Руководители Второго ополчения были вынуждены подтвердить договор, ибо они тоже видели в шведах единственного и естественного союзника в борьбе против главного врага – Речи Посполитой. Князь Д. М. Пожарский выигрывал время, «чтоб не помешали немецкие люди (то есть шведы. – А. М.) идти на очищение Московского государства, а того у них и в душе не было, что взять на Московское государство иноземца».
После июня 1611 года на северо-западе Русского государства образовались две противоборствующие силы. Новгородцы стремились внести свою лепту в устроение расшатанного смутой Русского государства, опираясь на военную силу шведов, которых они рассматривали не как завоевателей, а как союзников. Им противостояли шведские власти, считавшие Новгород своей военной добычей и плацдармом для освоения и захвата всего северо-запада России. Шведы мечтали о передаче Швеции коренных русских земель – Пскова, Гдова, Ижорской земли, южного Приладожья, Колы и всего Кольского полуострова, Сумы и Соловецкого монастыря, северной Карелии. В случае отказа принять на русский трон Карла-Филиппа в качестве компенсации шведы требовали уступки перечисленных территорий и сверх того – Архангельска, Холмогор, Порхова.
Весть об избрании на русский трон Михаила Романова изменила планы шведов. Начиная с 1613 года они стали склонять правящие круги Новгорода согласиться на унию «Новгородского государства» со Швецией и присягнуть не королевичу, а самому королю.
Шведские войска стали осуществлять планы военного захвата русского побережья Белого моря. Они попытались взять Холмогоры и Сумской острог, но попытка осталась безуспешной. Поднимающаяся партизанская война вскоре парализовала захватнические планы шведов. Все силы военных шведских отрядов уходили на подавление вооруженных выступлений и удержание в подчинении захваченных русских территорий. К 1615 году борьба русского населения против интервентов показала, что ни Новгород, ни Новгородскую землю шведы удержать не смогут. Летом 1615 года шведы сделали последнюю попытку: сам король Густав-Адольф лично возглавил войска, осадившие Псков. Трехмесячная осада оказалась безрезультатной. Это было последнее усилие решить военным путем русско-шведские отношения.
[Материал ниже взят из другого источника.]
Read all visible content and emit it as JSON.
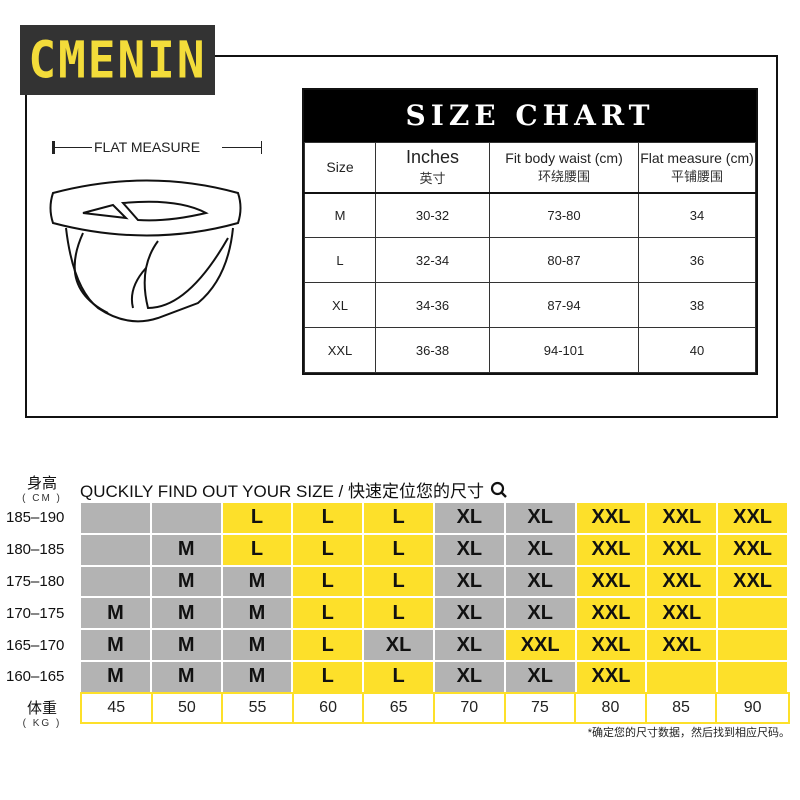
{
  "brand": {
    "logo_text": "CMENIN"
  },
  "diagram": {
    "flat_measure_label": "FLAT  MEASURE"
  },
  "size_chart": {
    "title": "SIZE CHART",
    "headers": [
      {
        "en": "Size",
        "zh": ""
      },
      {
        "en": "Inches",
        "zh": "英寸"
      },
      {
        "en": "Fit body waist (cm)",
        "zh": "环绕腰围"
      },
      {
        "en": "Flat measure (cm)",
        "zh": "平铺腰围"
      }
    ],
    "rows": [
      [
        "M",
        "30-32",
        "73-80",
        "34"
      ],
      [
        "L",
        "32-34",
        "80-87",
        "36"
      ],
      [
        "XL",
        "34-36",
        "87-94",
        "38"
      ],
      [
        "XXL",
        "36-38",
        "94-101",
        "40"
      ]
    ]
  },
  "finder": {
    "title": "QUCKILY FIND OUT YOUR SIZE / 快速定位您的尺寸",
    "icon": "search-icon",
    "height_label": "身高",
    "height_unit": "( CM )",
    "weight_label": "体重",
    "weight_unit": "( KG )",
    "colors": {
      "gray": "#b3b3b3",
      "yellow": "#fde02a"
    },
    "rows": [
      {
        "height": "185–190",
        "cells": [
          "",
          "",
          "L",
          "L",
          "L",
          "XL",
          "XL",
          "XXL",
          "XXL",
          "XXL"
        ],
        "colors": [
          "gray",
          "gray",
          "yellow",
          "yellow",
          "yellow",
          "gray",
          "gray",
          "yellow",
          "yellow",
          "yellow"
        ]
      },
      {
        "height": "180–185",
        "cells": [
          "",
          "M",
          "L",
          "L",
          "L",
          "XL",
          "XL",
          "XXL",
          "XXL",
          "XXL"
        ],
        "colors": [
          "gray",
          "gray",
          "yellow",
          "yellow",
          "yellow",
          "gray",
          "gray",
          "yellow",
          "yellow",
          "yellow"
        ]
      },
      {
        "height": "175–180",
        "cells": [
          "",
          "M",
          "M",
          "L",
          "L",
          "XL",
          "XL",
          "XXL",
          "XXL",
          "XXL"
        ],
        "colors": [
          "gray",
          "gray",
          "gray",
          "yellow",
          "yellow",
          "gray",
          "gray",
          "yellow",
          "yellow",
          "yellow"
        ]
      },
      {
        "height": "170–175",
        "cells": [
          "M",
          "M",
          "M",
          "L",
          "L",
          "XL",
          "XL",
          "XXL",
          "XXL",
          ""
        ],
        "colors": [
          "gray",
          "gray",
          "gray",
          "yellow",
          "yellow",
          "gray",
          "gray",
          "yellow",
          "yellow",
          "yellow"
        ]
      },
      {
        "height": "165–170",
        "cells": [
          "M",
          "M",
          "M",
          "L",
          "XL",
          "XL",
          "XXL",
          "XXL",
          "XXL",
          ""
        ],
        "colors": [
          "gray",
          "gray",
          "gray",
          "yellow",
          "gray",
          "gray",
          "yellow",
          "yellow",
          "yellow",
          "yellow"
        ]
      },
      {
        "height": "160–165",
        "cells": [
          "M",
          "M",
          "M",
          "L",
          "L",
          "XL",
          "XL",
          "XXL",
          "",
          ""
        ],
        "colors": [
          "gray",
          "gray",
          "gray",
          "yellow",
          "yellow",
          "gray",
          "gray",
          "yellow",
          "yellow",
          "yellow"
        ]
      }
    ],
    "weights": [
      "45",
      "50",
      "55",
      "60",
      "65",
      "70",
      "75",
      "80",
      "85",
      "90"
    ],
    "note": "*确定您的尺寸数据，然后找到相应尺码。"
  }
}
К осени 1615 года начались дипломатические переговоры между правительствами Швеции и России. Переговоры длились более года и проходили на фоне все усиливающейся национально-освободительной борьбы населения Новгородской земли. Новгородцы стремились объединиться с остальной частью России, где медленно, но неуклонно шел процесс «устроения» земли после Смуты.
Новгородский денежный двор в годы оккупации
Овладев Новгородом, шведы, разумеется, воспользовались тем, что в городе работал денежный двор. Оккупанты застали его «на ходу». Сохранившиеся книги Новгородского денежного двора показали, что накануне шведского «взятия» здесь начался один из обычных денежных переделов. Закончился он уже после утверждения в городе шведской власти.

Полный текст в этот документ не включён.